Provable Risk-Sensitive Distributional Reinforcement Learning with General Function Approximation
Yu Chen, Xiangcheng Zhang, Siwei Wang, Longbo Huang
TL;DR
The paper addresses risk-aware sequential decision-making by marrying risk-sensitive objectives with distributional RL in a general function-approximation setting. It develops a unifying framework (RS-DisRL) and two meta-algorithms, RS-DisRL-M for model-based and RS-DisRL-V for model-free scenarios, both achieving sublinear regret with respect to the number of episodes via LSR and MLE estimation within augmented MDPs. The key theoretical contributions include a first ${\widetilde{\mathcal{O}}}(\sqrt{K})$ regret bound for static Lipschitz risk measures, novel augmented-simulation lemmas, and extensive analyses leveraging eluder and Bellman-eluder dimensions. These results yield statistically efficient, scalable methods for risk-sensitive distributional RL, including special cases like CVaR with linear function approximation, with broad implications for safety-critical applications. Overall, the work provides a foundational, rigorously analyzed path to practical, risk-aware RL in high-dimensional or continuous-state settings.
Abstract
In the realm of reinforcement learning (RL), accounting for risk is crucial for making decisions under uncertainty, particularly in applications where safety and reliability are paramount. In this paper, we introduce a general framework on Risk-Sensitive Distributional Reinforcement Learning (RS-DisRL), with static Lipschitz Risk Measures (LRM) and general function approximation. Our framework covers a broad class of risk-sensitive RL, and facilitates analysis of the impact of estimation functions on the effectiveness of RSRL strategies and evaluation of their sample complexity.

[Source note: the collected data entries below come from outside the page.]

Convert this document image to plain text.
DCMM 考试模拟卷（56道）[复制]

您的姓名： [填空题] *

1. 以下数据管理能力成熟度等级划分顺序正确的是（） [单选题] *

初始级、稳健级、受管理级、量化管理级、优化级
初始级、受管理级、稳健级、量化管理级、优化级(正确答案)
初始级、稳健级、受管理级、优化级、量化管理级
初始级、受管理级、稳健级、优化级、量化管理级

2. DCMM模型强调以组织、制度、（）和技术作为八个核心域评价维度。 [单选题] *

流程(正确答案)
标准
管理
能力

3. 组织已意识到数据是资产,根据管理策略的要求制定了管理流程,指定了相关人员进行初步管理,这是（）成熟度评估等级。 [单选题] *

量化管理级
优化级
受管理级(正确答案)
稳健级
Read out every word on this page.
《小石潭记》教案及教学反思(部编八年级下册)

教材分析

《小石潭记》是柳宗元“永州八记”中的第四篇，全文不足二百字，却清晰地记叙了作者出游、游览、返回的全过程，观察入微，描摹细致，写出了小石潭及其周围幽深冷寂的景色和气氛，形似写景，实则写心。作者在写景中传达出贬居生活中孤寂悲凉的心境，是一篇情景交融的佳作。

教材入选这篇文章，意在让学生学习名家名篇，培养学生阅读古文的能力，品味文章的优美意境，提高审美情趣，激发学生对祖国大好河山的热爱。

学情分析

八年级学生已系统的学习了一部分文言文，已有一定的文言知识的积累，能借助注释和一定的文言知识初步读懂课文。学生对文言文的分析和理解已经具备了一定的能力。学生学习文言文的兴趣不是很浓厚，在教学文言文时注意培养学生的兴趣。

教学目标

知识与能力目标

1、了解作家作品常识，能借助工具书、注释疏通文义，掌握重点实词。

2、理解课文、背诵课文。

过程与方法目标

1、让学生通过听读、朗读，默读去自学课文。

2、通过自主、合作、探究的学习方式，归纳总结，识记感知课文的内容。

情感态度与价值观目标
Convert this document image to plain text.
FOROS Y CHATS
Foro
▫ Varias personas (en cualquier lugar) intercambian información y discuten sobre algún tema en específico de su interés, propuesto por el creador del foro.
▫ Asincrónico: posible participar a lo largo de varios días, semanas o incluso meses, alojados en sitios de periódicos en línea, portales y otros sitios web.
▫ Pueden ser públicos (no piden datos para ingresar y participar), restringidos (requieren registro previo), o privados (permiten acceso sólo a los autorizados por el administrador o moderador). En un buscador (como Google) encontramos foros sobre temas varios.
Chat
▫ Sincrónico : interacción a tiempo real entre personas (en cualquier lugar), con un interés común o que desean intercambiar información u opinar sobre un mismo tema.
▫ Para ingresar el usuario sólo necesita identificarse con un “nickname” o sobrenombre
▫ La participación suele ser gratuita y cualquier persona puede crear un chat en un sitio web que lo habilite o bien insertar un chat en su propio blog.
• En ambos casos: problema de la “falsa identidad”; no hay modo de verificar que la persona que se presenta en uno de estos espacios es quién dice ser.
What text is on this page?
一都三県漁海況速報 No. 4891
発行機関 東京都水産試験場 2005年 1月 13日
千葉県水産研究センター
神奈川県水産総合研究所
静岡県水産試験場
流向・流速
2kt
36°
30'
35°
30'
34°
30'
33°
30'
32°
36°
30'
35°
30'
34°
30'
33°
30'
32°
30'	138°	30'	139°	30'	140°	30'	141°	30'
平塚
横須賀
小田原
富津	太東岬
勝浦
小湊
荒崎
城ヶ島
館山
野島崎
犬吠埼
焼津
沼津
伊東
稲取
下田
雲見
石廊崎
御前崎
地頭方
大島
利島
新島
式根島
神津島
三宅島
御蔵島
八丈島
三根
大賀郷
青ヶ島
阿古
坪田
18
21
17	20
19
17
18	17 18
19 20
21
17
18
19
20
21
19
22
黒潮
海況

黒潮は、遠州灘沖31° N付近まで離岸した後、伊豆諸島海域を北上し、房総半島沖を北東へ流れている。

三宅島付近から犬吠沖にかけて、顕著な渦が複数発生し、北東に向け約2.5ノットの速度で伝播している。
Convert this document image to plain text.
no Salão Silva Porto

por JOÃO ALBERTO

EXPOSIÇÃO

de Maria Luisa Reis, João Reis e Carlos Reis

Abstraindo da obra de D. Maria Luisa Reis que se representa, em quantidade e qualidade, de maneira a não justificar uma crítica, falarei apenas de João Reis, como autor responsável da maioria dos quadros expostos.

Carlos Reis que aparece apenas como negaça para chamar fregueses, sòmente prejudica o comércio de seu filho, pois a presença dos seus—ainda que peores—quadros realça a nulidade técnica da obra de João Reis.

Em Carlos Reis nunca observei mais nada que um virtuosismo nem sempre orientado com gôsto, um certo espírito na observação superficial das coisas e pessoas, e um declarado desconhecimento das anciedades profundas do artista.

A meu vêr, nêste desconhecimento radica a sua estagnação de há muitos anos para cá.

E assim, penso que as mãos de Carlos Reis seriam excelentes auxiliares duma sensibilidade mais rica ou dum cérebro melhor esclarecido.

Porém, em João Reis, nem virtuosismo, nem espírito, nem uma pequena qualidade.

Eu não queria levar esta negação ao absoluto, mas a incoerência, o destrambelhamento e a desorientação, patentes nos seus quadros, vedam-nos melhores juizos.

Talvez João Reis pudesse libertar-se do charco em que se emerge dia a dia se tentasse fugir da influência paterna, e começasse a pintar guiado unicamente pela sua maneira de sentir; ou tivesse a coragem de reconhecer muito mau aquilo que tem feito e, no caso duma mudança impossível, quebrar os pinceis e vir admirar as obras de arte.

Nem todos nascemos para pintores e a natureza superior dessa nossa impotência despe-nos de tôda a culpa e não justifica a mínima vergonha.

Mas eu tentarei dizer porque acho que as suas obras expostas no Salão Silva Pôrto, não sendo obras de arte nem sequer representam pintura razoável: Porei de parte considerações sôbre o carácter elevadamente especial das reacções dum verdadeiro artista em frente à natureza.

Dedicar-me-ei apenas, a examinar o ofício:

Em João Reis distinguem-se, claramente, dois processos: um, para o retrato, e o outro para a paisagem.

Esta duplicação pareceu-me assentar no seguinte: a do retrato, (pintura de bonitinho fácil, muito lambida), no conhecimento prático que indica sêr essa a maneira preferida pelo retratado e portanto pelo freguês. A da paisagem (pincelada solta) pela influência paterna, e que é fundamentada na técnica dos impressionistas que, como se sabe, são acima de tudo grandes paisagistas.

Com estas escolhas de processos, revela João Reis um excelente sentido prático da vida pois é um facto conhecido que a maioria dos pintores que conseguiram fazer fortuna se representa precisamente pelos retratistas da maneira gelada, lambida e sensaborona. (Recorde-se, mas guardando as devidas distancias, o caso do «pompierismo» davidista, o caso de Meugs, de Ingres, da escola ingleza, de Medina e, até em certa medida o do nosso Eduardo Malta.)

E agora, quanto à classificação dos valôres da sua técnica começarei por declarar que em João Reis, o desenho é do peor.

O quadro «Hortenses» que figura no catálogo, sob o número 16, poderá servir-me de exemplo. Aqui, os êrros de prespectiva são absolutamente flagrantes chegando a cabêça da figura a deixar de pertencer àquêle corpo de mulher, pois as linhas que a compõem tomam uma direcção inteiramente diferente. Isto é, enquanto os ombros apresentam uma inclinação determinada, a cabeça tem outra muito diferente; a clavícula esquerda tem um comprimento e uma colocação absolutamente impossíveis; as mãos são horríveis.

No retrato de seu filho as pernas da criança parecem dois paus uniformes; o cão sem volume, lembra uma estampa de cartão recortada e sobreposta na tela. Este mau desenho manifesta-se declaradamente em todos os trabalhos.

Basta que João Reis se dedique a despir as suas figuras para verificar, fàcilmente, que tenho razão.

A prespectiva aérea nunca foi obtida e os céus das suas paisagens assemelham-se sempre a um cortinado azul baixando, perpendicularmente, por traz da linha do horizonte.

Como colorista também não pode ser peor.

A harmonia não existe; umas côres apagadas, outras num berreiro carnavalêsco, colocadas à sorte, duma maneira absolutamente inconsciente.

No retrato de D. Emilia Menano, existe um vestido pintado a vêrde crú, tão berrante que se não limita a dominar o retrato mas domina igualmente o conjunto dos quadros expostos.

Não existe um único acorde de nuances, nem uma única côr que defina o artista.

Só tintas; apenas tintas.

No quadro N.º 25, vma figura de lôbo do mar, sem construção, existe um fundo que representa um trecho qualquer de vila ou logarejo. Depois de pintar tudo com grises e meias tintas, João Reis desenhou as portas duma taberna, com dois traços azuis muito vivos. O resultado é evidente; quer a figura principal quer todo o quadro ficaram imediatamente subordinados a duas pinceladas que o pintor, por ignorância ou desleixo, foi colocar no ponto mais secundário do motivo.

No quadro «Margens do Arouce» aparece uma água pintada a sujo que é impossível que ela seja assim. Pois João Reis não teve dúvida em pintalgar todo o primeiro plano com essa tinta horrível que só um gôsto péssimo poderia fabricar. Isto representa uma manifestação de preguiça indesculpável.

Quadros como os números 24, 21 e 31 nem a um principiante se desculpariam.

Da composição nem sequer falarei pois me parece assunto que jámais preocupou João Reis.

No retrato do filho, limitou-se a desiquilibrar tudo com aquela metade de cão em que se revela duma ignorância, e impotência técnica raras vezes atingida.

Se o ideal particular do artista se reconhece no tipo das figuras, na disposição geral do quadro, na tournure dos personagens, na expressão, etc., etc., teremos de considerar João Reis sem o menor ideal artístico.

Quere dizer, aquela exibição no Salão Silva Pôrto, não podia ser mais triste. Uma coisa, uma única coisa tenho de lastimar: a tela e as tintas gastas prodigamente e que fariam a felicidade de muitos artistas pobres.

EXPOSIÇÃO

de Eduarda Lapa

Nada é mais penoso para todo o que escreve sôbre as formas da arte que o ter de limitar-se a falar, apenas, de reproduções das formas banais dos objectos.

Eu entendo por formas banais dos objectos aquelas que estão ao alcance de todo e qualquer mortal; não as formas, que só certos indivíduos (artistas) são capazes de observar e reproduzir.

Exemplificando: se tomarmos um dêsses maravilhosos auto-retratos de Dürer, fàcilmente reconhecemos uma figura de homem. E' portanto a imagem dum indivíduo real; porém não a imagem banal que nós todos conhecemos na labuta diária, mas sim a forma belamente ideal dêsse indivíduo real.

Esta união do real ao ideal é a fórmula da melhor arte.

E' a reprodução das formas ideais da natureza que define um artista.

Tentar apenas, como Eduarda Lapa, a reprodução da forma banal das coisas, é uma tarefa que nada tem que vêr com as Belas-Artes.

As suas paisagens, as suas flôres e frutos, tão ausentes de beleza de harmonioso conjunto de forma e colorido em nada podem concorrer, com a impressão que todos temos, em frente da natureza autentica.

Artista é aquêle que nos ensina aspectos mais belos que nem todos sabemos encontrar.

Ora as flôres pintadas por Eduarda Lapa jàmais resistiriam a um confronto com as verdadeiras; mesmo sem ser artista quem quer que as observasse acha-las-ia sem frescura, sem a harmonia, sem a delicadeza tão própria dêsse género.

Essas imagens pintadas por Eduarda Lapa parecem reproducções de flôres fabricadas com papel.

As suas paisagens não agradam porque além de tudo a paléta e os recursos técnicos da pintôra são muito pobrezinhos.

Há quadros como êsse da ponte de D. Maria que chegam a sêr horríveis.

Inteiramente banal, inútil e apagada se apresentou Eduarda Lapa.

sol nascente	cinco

We design two innovative meta-algorithms: \texttt{RS-DisRL-M}, a model-based strategy for model-based function approximation, and \texttt{RS-DisRL-V}, a model-free approach for general value function approximation. With our novel estimation techniques via Least Squares Regression (LSR) and Maximum Likelihood Estimation (MLE) in distributional RL with augmented Markov Decision Process (MDP), we derive the first $\widetilde{\mathcal{O}}(\sqrt{K})$ dependency of the regret upper bound for RSRL with static LRM, marking a pioneering contribution towards statistically efficient algorithms in this domain.